Anyway, it quickly became evident that I could never hide the converted Walthers HO Plymouth Diesel ML-8 under some sort of tractor. So, after trying several ideas, I gave up and decided to just use it to build a steam crane. I just freelanced, not worrying about a prototype, and raided my scrapbox for parts. I found a Bachmann donkey engine and a pair of Grandt Line On3 passenger trucks. I built a wood deck on my converted Walthers Diesel mechanism, made a cover over the decoder, framed up the cabin of the crane, and added individual strips of pre-colored wood on its sides and ends.

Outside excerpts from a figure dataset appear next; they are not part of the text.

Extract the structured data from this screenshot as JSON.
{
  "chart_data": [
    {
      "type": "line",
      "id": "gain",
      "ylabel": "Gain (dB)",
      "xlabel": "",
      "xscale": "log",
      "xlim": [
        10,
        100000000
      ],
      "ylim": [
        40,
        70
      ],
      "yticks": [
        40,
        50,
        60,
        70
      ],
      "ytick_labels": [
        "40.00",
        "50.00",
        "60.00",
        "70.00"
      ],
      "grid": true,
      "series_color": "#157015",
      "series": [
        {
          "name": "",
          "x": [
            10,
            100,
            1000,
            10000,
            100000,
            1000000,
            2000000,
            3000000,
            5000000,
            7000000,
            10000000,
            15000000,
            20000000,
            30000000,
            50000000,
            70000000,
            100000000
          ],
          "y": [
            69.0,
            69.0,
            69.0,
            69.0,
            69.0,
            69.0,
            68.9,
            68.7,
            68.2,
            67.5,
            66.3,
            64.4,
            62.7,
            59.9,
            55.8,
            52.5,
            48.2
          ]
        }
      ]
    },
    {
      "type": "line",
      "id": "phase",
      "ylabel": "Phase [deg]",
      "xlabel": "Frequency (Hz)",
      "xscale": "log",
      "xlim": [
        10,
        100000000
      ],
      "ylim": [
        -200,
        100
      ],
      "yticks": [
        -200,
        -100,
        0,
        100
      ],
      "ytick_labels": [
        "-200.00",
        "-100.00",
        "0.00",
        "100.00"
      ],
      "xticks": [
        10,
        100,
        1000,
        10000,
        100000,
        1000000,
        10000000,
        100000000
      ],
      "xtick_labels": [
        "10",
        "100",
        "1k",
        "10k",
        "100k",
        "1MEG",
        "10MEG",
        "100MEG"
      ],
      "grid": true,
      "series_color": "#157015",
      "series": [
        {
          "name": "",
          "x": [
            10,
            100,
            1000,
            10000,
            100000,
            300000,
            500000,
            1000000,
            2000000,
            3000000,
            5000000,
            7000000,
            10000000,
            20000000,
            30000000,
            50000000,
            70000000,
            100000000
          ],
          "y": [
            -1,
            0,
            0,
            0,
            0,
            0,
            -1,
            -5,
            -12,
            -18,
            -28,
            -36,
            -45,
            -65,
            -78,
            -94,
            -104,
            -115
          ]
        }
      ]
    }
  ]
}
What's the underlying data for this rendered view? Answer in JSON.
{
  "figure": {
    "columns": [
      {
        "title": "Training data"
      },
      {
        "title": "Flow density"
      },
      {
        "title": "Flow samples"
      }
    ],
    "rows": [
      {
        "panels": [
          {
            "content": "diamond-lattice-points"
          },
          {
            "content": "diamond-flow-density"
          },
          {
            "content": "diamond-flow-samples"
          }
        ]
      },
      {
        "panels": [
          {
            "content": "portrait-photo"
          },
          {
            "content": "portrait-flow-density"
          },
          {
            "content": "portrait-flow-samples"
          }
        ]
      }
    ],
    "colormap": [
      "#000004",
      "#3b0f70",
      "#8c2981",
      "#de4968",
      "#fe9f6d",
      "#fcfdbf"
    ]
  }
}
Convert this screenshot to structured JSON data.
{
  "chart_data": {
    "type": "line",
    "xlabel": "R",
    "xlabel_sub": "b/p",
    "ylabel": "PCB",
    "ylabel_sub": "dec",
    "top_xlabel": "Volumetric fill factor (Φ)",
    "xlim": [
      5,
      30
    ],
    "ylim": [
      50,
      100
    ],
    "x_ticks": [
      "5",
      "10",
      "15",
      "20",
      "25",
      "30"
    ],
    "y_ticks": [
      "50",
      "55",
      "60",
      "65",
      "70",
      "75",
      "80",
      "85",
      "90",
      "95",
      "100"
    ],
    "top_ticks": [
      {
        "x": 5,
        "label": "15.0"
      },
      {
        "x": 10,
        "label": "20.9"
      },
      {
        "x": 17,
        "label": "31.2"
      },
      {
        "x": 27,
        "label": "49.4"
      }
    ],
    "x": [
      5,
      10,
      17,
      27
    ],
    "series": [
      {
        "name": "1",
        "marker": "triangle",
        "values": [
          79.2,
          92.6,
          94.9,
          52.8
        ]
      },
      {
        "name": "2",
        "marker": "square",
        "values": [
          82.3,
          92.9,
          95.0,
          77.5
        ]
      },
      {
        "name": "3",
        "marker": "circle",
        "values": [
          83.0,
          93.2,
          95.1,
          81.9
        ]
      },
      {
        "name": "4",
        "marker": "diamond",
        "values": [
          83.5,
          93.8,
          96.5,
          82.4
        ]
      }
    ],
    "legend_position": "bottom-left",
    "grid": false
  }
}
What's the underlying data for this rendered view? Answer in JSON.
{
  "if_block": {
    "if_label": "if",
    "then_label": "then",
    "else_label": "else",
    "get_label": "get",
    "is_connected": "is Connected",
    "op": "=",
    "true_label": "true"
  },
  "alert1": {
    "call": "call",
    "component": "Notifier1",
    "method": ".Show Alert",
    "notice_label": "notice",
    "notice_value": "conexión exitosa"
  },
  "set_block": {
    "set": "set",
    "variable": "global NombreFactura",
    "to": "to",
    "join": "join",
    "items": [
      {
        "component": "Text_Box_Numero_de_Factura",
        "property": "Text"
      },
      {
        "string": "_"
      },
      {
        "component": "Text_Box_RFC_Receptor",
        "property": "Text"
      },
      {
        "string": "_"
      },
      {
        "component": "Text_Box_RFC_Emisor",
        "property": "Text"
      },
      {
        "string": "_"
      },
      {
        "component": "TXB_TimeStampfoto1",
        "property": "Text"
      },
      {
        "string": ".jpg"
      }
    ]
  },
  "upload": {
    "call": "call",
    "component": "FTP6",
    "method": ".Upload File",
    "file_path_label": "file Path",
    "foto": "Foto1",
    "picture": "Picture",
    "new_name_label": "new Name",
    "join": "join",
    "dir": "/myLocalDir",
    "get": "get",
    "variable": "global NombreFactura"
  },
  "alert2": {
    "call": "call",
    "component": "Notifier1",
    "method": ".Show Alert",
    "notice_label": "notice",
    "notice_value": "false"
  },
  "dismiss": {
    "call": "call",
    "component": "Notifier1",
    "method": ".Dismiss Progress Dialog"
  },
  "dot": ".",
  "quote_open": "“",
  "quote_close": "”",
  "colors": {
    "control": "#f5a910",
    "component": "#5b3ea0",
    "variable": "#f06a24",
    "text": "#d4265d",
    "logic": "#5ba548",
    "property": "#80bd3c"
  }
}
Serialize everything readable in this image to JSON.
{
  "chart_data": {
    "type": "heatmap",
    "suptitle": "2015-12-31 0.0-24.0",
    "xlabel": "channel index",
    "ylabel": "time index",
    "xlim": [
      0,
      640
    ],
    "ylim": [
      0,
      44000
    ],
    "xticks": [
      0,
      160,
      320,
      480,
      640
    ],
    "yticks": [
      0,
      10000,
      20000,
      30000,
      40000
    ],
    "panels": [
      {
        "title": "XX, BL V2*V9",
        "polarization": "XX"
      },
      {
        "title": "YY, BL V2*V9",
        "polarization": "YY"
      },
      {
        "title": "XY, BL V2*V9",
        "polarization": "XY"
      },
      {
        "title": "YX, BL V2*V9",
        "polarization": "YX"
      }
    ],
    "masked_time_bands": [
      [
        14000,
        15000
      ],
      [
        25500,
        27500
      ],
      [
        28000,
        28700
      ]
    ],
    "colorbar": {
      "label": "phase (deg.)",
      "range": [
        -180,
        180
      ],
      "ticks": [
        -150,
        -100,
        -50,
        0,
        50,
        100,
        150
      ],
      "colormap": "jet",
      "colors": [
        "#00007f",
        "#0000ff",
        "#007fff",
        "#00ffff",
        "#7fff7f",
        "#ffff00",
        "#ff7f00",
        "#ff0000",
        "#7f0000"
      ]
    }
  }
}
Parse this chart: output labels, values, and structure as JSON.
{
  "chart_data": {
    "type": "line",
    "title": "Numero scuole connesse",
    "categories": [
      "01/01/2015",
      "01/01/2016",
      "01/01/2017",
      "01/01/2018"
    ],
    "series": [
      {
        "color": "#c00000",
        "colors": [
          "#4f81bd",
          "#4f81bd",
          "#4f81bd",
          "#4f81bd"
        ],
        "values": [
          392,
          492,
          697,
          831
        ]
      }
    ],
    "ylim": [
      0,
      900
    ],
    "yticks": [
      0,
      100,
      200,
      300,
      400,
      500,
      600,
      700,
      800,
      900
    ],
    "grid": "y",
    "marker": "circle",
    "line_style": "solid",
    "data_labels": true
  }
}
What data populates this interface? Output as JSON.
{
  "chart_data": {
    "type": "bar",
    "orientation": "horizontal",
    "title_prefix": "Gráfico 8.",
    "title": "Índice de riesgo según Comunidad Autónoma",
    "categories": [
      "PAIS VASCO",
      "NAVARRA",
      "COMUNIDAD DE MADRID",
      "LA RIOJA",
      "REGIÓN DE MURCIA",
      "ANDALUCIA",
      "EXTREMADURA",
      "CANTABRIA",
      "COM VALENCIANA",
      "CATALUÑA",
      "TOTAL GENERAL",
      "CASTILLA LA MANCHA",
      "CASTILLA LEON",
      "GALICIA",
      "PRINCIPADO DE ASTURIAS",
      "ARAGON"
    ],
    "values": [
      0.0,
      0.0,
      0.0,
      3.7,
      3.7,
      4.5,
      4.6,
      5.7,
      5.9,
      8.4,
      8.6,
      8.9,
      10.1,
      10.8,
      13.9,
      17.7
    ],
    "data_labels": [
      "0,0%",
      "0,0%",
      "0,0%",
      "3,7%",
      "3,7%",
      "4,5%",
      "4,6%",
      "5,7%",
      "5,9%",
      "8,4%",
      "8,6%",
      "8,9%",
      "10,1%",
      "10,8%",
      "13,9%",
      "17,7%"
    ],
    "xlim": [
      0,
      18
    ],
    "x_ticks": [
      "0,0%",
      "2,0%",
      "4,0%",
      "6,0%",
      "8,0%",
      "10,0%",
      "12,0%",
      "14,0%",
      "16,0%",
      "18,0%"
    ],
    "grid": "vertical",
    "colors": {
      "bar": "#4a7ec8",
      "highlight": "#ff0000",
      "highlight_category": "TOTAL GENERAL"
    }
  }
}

The roof was cut from sheet basswood (see Wondercutter review, page 13), and covered with “tarpaper.” I had to cut the Bachmann boiler way down, and mount it on the cover over the decoder so it sticks out of the roof. The cylinders had to be cut off the Bachmann winch so it would fit inside my cabin. The crane’s boom is stripwood with some odds and ends of detail parts, and I ran a chain over the pulley at the top of the boom. I had to hide the butchery on the boiler with a piece of tissue paper to represent a canvas curtain. The last step was to ACC one Grandt Line passenger truck side frame on each side of my mechanism where it just fit.
So, Gary, there you have it — a smooth-running little steam crane! But, I wish it were smaller. Maybe those cobwebs will clear, and I’ll find an even smaller prototype.